On Fri, 4 Jan 2008 13:00:57 +0000, Nick Treleaven nick.treleaven@btinternet.com wrote:
On Thu, 3 Jan 2008 15:28:31 -0500 "John Gabriele" jmg3000@gmail.com wrote:
Hm. To sidestep issues about licensing and also maintainability, *and* to keep the Geany core small, it would seem to me that Geany would benefit from having a plug-in manager that could download and install plug-ins.
I don't think that fits in the core of Geany, and it would be a lot of work. One major show stopper would be that on Linux you can't just install a binary plugin (or at least not with a lot of expertise) that will work across different distributions, versions of glibc, etc.
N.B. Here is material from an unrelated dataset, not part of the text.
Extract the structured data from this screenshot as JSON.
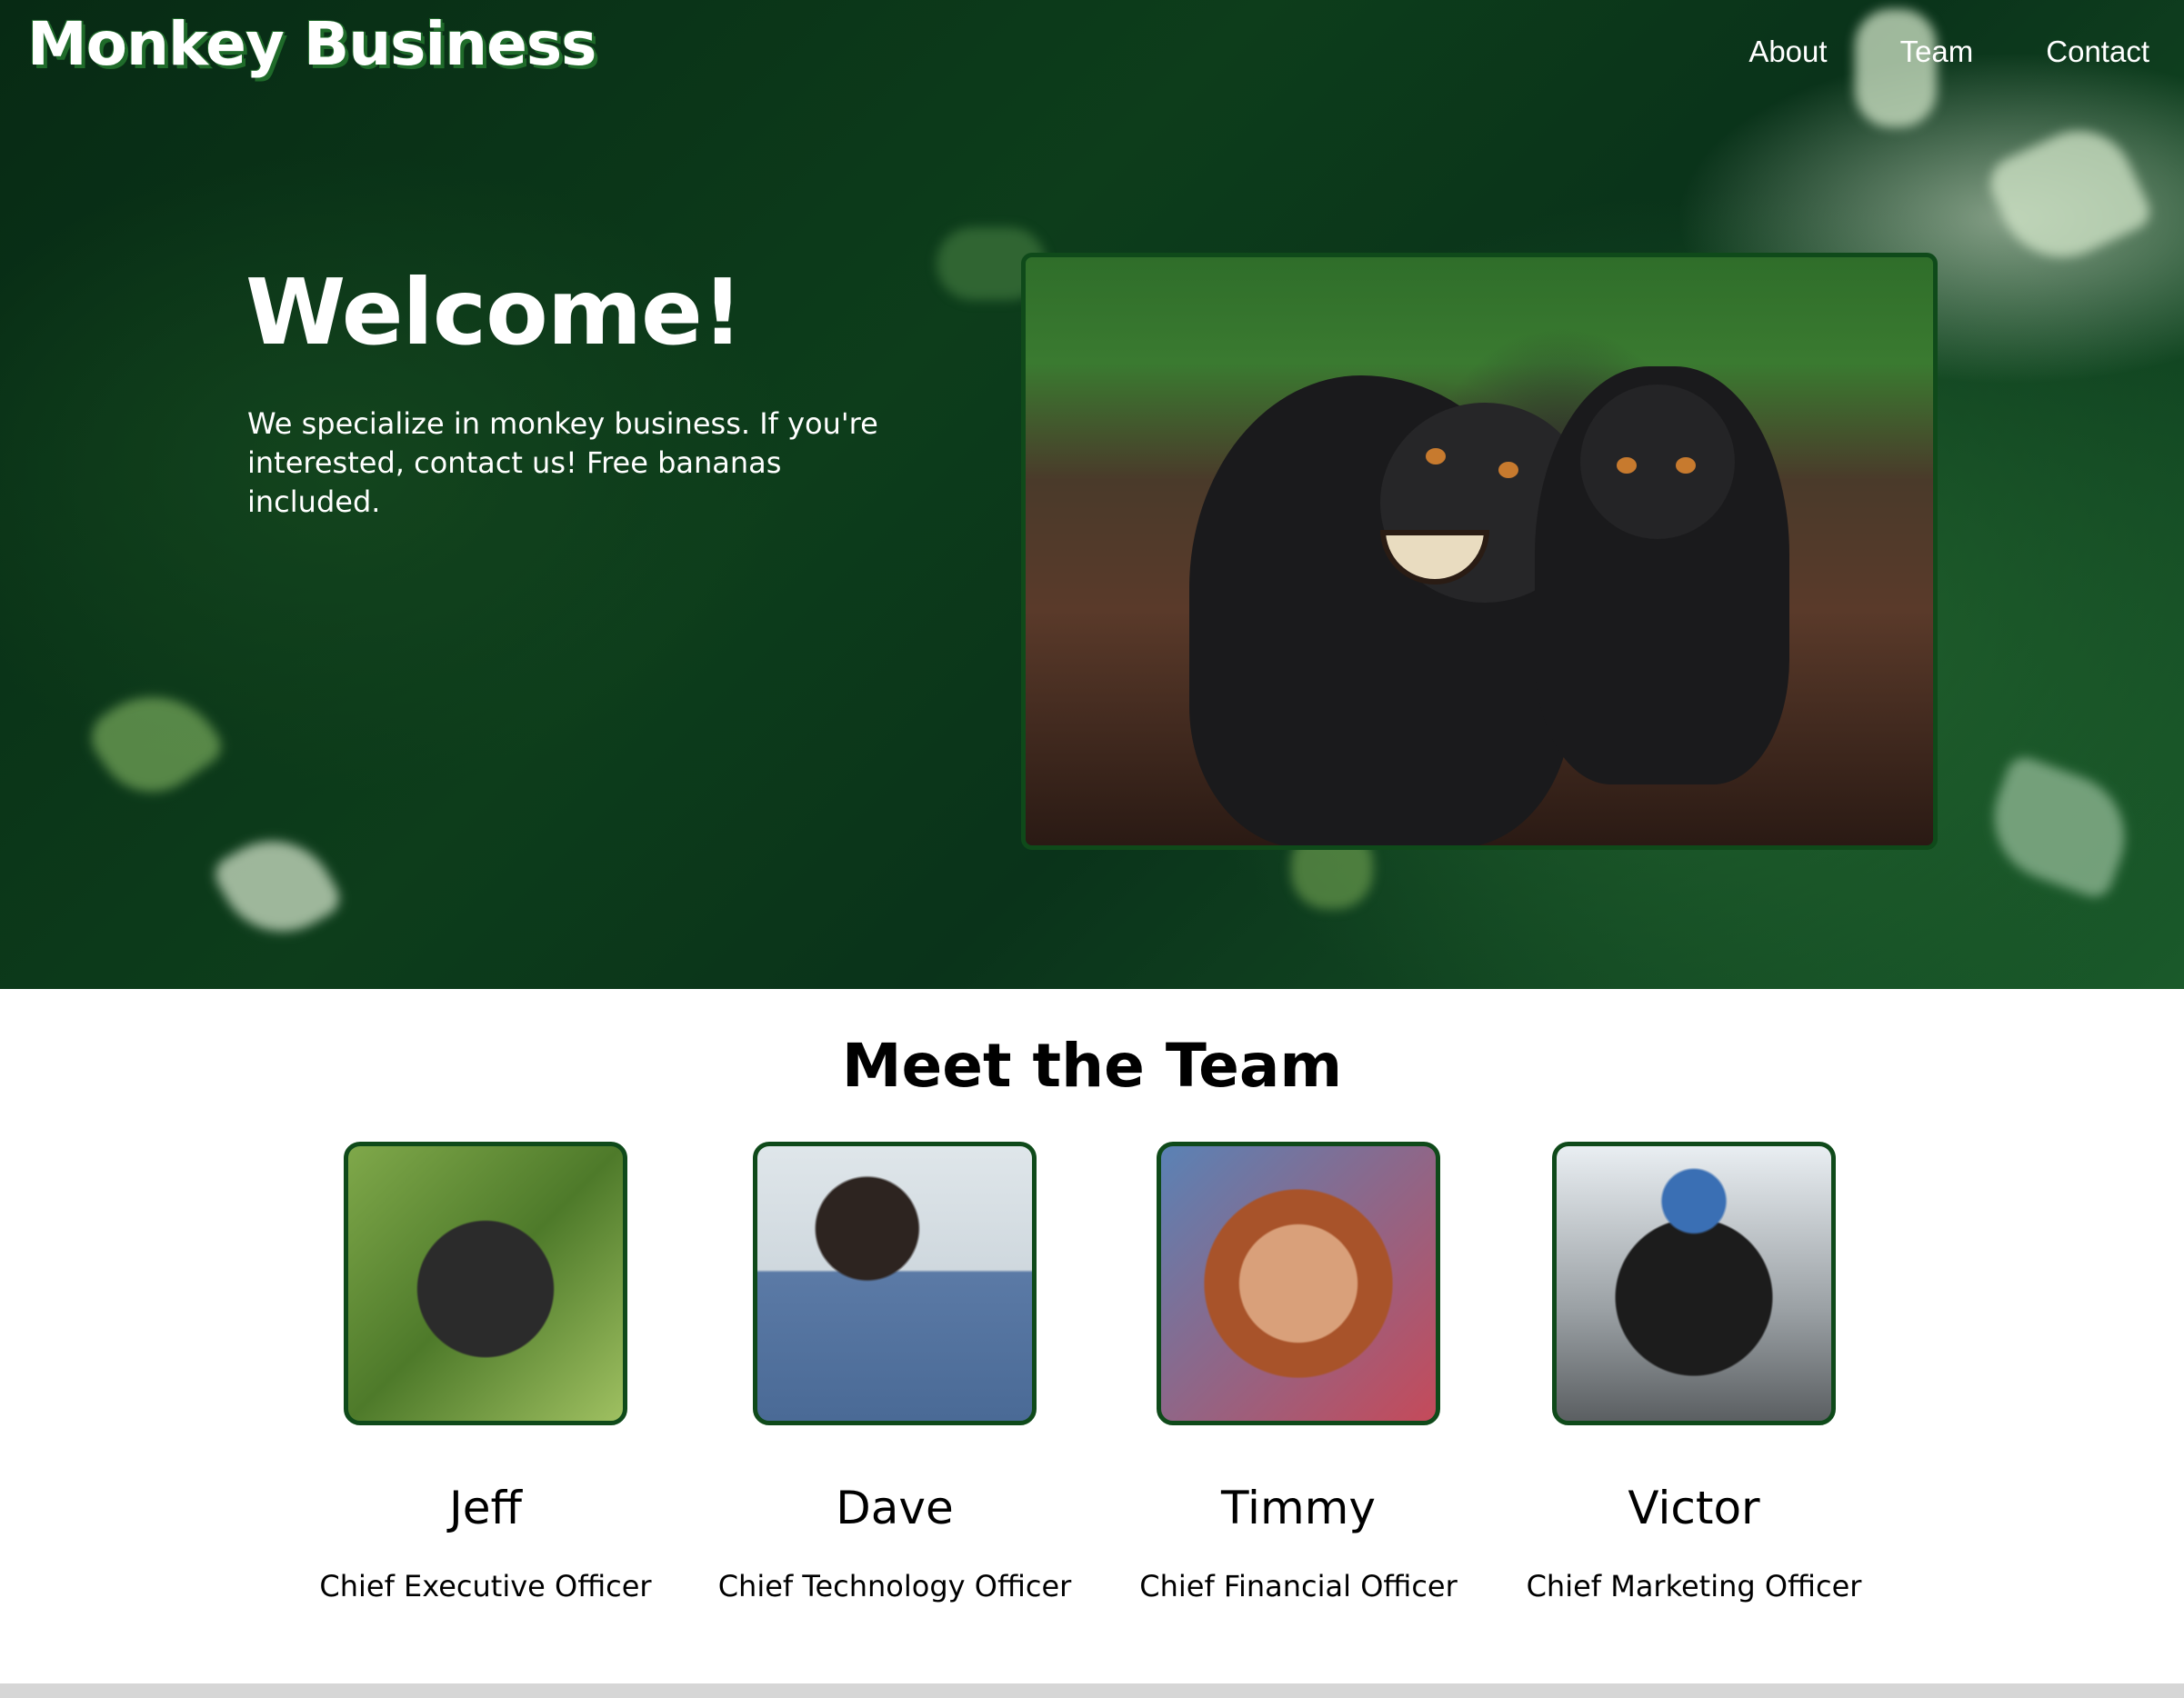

There is another problem(nowadays) with installing binaries from the net: security. On Debian, the package manager uses GPG signatures to verify you download only the official, unmodified binary packages to minimise any security risks. A security aware user shouldn't install or use any binaries which are downloaded from the net without proper verification. I'm going to do something similar with the Geany binaries for Windows in the future. They will probably signed with my certificate to ensure they weren't modified at any point.
And the alternative would be to compile plugins from source which raises a couple of new problems: * compile environment(compiler, linker, ...) * necessary libraries and their development files (GTK, GLib, any plugin specific requirements, ...) * make use of any package manager? Every distribution uses it's own with it's own package names * ...
To make a long story short, if anyone feels really bored, please go for it and write a plugin for a plugin manager of this kind. But something like this won't be in Geany's core. IMO, this is too complex, too error-prone. Of course, the advantage would be a nice user experience.